Bitama n’a pas cru aux raisons que j’avançais. Il a tout essayé pour me convaincre de rester: mes filles veilleraient sur moi, disait-il; le chef ne torturerait pas une vieille dame qui l’avait fidèlement servi toute sa vie… En se heurtant à ma résistance, il aurait pu me forcer à obéir, car en tant que chef de la famille, il en avait le pouvoir, mais il n’a pas osé me briser le cœur. Et puis, s’il m’aimait et me respectait comme mère, il me craignait comme prêtresse. Pourtant, il voyait bien ce qui crève les yeux: j’étais trop vieille pour survivre aux fatigues et aux privations inévitables qu’imposerait toute une semaine de marche sans répit. J’ai calmé son angoisse en l’assurant que je ne ralentirais pas sa marche. Il m’a regardée sans comprendre, mais il ne m’a pas demandé comment j’accomplirais une promesse aussi fragile.

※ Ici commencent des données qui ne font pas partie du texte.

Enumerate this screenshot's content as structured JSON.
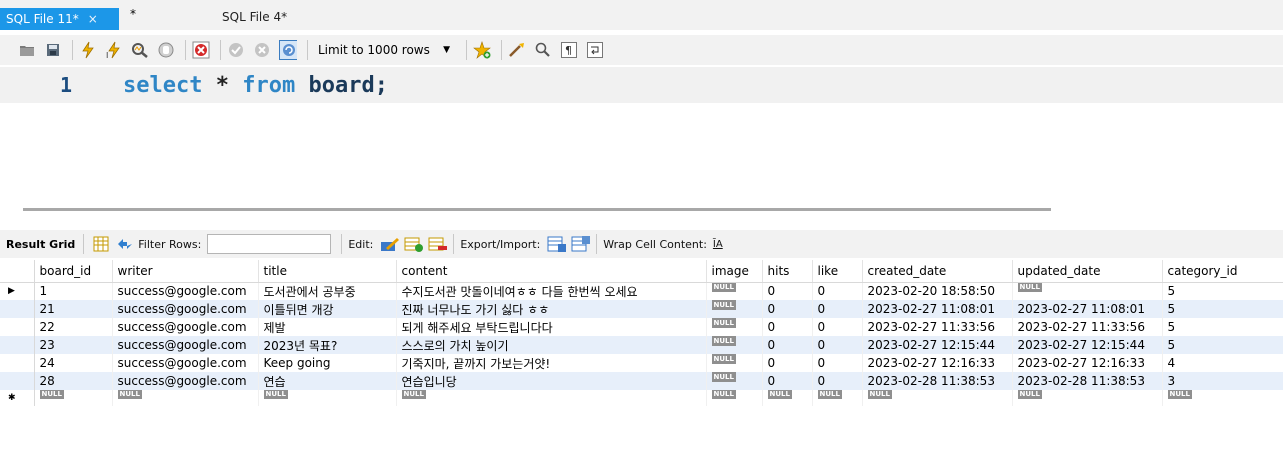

Il avait raison de douter de mes arguments, car mon dessein n’était pas d’échapper à la torture et au risque de trahir le secret: j’ai assez vécu et je me connais assez pour savoir qu’aucune puissance au monde ne saurait me forcer à dire ce que j’ai décidé de taire. Si Karanda ne m’a pas prévenu de ce qu’il tramait pour sa progéniture, son testament m’a donné la possibilité de choisir de quelle mort je mourrais à mon tour. Je suivrai donc Bitama. J’en profiterai pour achever l’initiation de ma belle-fille en lui montrant, chemin faisant, toutes les herbes guérissantes que je n’ai pas eu le temps de lui montrer, car c’est elle qui me remplacera au chevet des enfants en fièvre. Et quand l’épuisement ne me permettra plus de suivre le rythme des plus jeunes, comme une vieille éléphante au bout de sa course, je m’arrêterai à l’ombre d’un arbre, j’appellerai toute la horde autour de moi et j’accomplirai ce que Karanda a oublié dans son testament pourtant si méticuleux. Il a dispersé ses enfants, et il avait ses raisons. Ils perçoivent l’ordre de dispersion comme une condamnation à mort. Je devrai trouver le moyen de les réenfanter pour la seconde fois, de semer l’espoir dans leurs cœurs, d’éloigner d’eux le chagrin. À l’aînée de mes belles-filles, j’enjoindrai de révéler à temps à l’une de ses propres filles le secret des herbes et des racines qu’elle connaît grâce à moi. Je serrerai sur ma vieille poitrine toutes les filles de la horde, l’une après l’autre, jusqu’aux bébés, et je leur donnerai ma bénédiction. À Bitama et à ses fils, je laisserai une parole de sagesse.

J’ai eu beaucoup moins de temps que Karanda pour préparer ce testament maternel, mais il sera aussi clair et aussi fort que le sien. Je parle mieux que lui, et ma parole ne sera pas chuchotée sur mon lit de mort. Lucide, en pleine possession de mes facultés, je saurai régler ma voix pour que mon dernier message ne soit pas aussi brutal que celui de Karanda. J’userai de douceur pour ne pas provoquer la révolte: personne ne serait là pour la calmer après mon départ et pour veiller à ce que l’amour ne se change en haine, et l’espoir en désespoir. Car je sais que ma bénédiction pourrait être lourde à porter pour au moins quatre des cinq hordes: seule la dernière pourra fêter les retrouvailles et la mémoire d’Inabaranda dans une joie sans mélange parce qu’elle n’aura à sacrifier personne pour porter plus loin mon testament. Quand j’aurai ainsi remis en vie ce qui, dans mes fils, a été blessé et mortifié par le testament de Karanda, j’entrerai pacifiée dans le sommeil définitif, sachant que j’aurai pour toujours le privilège accordé aux seules reines parmi toutes les femmes du pays des vaches: demeurer dans la mémoire des vivants.